Writing in Vox on January 30, and with much more prescience than me, David Roberts explained “Why I Still Believe Donald Trump Will Never Be President.” Trump’s whole MO turns on dominance, he wrote. What sort of face will he show to the voters when he’s not in a position of total control?
Presidential campaigns are long and intense, with many ups and downs along the way. Once he is no longer a phenomenon, a spectacle, but an honest-to-god candidate in a one-on-one race, Trump will not be able to avoid answering questions about policy or substance. He will not be able to belittle and marginalize everyone who challenges him or skip every debate that doesn’t agree to his terms.
He will not be able to dictate the terms of the contest, as he has so far.
Sooner or later he’ll have to navigate situations where he’s on the defensive, where he’s being asked to defend himself or apologize or treat an opponent with respect. What then? What will arrogant bluster look like in that context?….It’s pathological. And the thing about pathologies is that they cannot be taken on and off like masks. They are pre-conscious; they order incoming experience.
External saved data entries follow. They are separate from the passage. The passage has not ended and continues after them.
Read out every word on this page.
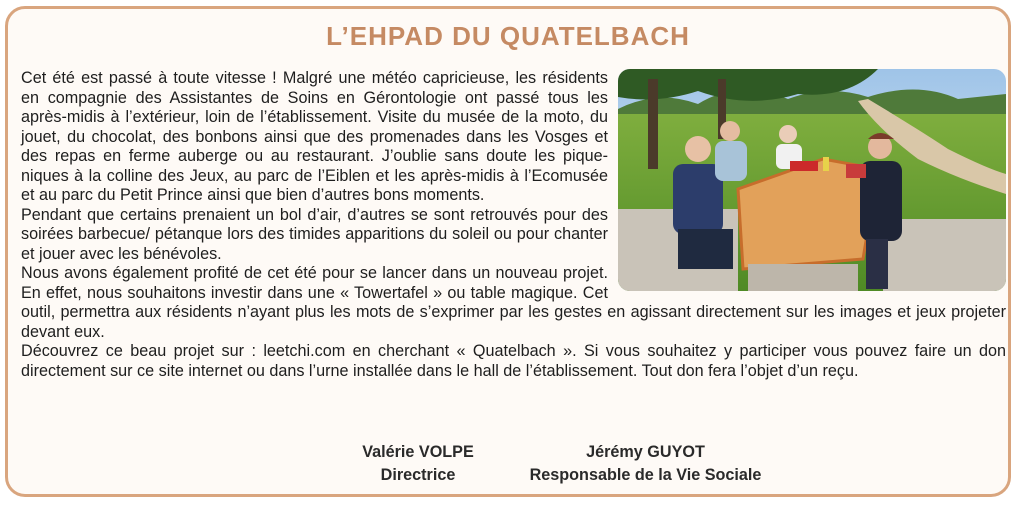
L’EHPAD DU QUATELBACH

Cet été est passé à toute vitesse ! Malgré une météo capricieuse, les résidents en compagnie des Assistantes de Soins en Gérontologie ont passé tous les après-midis à l’extérieur, loin de l’établissement. Visite du musée de la moto, du jouet, du chocolat, des bonbons ainsi que des promenades dans les Vosges et des repas en ferme auberge ou au restaurant. J’oublie sans doute les pique-niques à la colline des Jeux, au parc de l’Eiblen et les après-midis à l’Ecomusée et au parc du Petit Prince ainsi que bien d’autres bons moments.

Pendant que certains prenaient un bol d’air, d’autres se sont retrouvés pour des soirées barbecue/ pétanque lors des timides apparitions du soleil ou pour chanter et jouer avec les bénévoles.

Nous avons également profité de cet été pour se lancer dans un nouveau projet. En effet, nous souhaitons investir dans une « Towertafel » ou table magique. Cet outil, permettra aux résidents n’ayant plus les mots de s’exprimer par les gestes en agissant directement sur les images et jeux projeter devant eux.

Découvrez ce beau projet sur : leetchi.com en cherchant « Quatelbach ». Si vous souhaitez y participer vous pouvez faire un don directement sur ce site internet ou dans l’urne installée dans le hall de l’établissement. Tout don fera l’objet d’un reçu.

Valérie VOLPE
Directrice
Jérémy GUYOT
Responsable de la Vie Sociale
Or what, he might have asked, would happen if he loses a caucus that he really, really thought he was going to win–and that nearly every pollster, media outlet, fellow traveler and determined adversary had assured him he would? Trump’s embarrassing Twitter meltdown this morning makes him look even more deflated than he did on Monday night.
Maybe it really is true, that the bigger they are, the harder they fall. Maybe the whole Trump phenomenon will turn out to have been a fever dream. We’ll soon find out.